Even so, she says she felt that organizers needed to press forward with the project because of what it will add to the neighborhood and to the lives of its residents and the community at large.
Reynolds says some people think the park is undesirable because of an undeserved reputation it has gotten for high numbers of criminal activity. “If you look at the police reports there’s not the kind of activities going on there that the perception of the park currently has,” Reynolds says. “On any given day there are kids playing on the equipment at the park.”
“It’s the least vandalized park in the city,” Dillman says.
She says the splash pad is adding to and complementing something else in the city – Claude Evans Park – which she says is already a great park.
“But, it’s deeper than the splash pad. It’s giving people hope. When we speak about the narrative of Claude Evans Park, it’s about community and people, and changing that narrative,” Dillman says. “It’s about having fun and having a good time and that’s what we want you to have.
“It all feeds into spending time with your neighbors and to some degree networking.”
This was among the reasons that leadership with Van Buren Township, near Detroit, decided to add one of the newest splash pads in the state. The township’s splash pad, which is free and open to anyone in the community, is located in a park on a parcel of land that serves as a campus that includes township offices, the police department, a senior center, baseball diamonds, soccer fields, and pavilions, says Lisa Lothringer, Assistant Executive Director of the Van Buren Township Downtown Development Authority.
Pre-COVID, she says the splash pad, which opened in August 2019, was getting a lot of use.
“It represents the opportunity to bring those old-fashioned front porch visits into more urban areas,” Lothringer says. “It gives people a place where they can go as a family and meet and talk to other people and we’re trying to help them make those connections.”

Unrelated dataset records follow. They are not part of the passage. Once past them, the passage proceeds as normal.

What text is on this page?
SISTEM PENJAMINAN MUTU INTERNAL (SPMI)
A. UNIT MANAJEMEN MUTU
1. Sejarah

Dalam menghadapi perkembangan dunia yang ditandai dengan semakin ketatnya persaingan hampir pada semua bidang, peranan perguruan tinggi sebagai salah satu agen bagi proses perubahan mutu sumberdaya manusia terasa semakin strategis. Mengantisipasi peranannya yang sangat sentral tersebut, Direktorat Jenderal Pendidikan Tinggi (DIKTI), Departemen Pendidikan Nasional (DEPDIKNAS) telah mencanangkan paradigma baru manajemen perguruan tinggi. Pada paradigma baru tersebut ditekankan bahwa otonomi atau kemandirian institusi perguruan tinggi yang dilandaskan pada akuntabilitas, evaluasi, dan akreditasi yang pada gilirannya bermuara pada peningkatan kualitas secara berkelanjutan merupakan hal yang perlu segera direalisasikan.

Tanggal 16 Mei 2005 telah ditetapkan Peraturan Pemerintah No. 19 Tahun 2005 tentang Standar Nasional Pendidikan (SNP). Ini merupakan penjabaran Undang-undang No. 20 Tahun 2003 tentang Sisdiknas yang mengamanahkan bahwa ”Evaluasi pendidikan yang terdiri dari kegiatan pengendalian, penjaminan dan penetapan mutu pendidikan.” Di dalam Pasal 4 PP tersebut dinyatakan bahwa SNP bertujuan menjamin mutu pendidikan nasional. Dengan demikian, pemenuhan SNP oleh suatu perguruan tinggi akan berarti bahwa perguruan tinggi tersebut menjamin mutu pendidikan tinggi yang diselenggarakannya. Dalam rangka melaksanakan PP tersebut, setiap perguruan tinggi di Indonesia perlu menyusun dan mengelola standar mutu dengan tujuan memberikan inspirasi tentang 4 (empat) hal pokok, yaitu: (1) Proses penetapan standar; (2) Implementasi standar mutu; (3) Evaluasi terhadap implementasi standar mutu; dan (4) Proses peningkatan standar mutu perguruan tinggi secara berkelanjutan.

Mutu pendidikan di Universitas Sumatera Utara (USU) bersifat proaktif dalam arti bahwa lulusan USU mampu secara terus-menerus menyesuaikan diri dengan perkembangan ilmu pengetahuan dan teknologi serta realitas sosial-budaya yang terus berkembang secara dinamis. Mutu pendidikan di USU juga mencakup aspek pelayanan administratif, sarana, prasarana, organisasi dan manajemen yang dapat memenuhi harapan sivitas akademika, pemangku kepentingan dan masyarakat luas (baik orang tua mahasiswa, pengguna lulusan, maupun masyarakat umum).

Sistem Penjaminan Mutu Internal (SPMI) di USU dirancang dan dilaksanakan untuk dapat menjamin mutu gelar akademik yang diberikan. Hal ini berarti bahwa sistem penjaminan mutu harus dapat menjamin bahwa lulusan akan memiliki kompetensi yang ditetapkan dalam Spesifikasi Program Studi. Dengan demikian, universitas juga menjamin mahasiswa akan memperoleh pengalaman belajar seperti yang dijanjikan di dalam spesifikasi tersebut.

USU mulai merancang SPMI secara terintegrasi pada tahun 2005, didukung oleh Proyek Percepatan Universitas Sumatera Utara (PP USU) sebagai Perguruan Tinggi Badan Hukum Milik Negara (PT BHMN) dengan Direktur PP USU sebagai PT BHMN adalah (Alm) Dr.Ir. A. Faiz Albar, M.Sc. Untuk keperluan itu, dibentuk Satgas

Like the splash pad in Van Buren Township, the one at Claude Evans Park will be free and open to anyone. Reynolds says it will be easily accessible to residents living nearby who don’t have transportation readily available to them and who can't get to a waterpark like Full Blast, in the city’s downtown area.
“Access is going to be very important because a lot of folks in this community don’t have transportation to get to other sites,” Reynolds says.
Clayton says the location is what makes the splash pad project so appealing.
“It’s in the Washington Heights neighborhood where there are so many children and families within walking and biking distance of the Splash Pad location. It's jungle motif and elements are also fun and inviting,” she says. A 17-foot tall giraffe, zebra water cannons, and a sprinkling palm tree will be included in the splash pad.
“I think that it will serve as a definite morale boost,” Reynolds says. “Typically, the north side does not get publicity or the kudos that it deserves, especially as a place that is livable and has a decent quality of life,” Reynolds says. “We’d love to put our best foot forward and have people from all over the community experience the northside neighborhoods.
“If indeed the traffic picks up to that park that in turn will facilitate greater opportunities for entrepreneurs to come up with greater ways to make a living without traditional sources,” Reynolds says. Food trucks, hot dog or snow cone stands, or pop-up shops where parents could purchase swim gear for their kids such as flip flops or bathing suits are the type of opportunity he says could be fostered when the use of the park picks up.
“Anything’s possible if people are innovative.”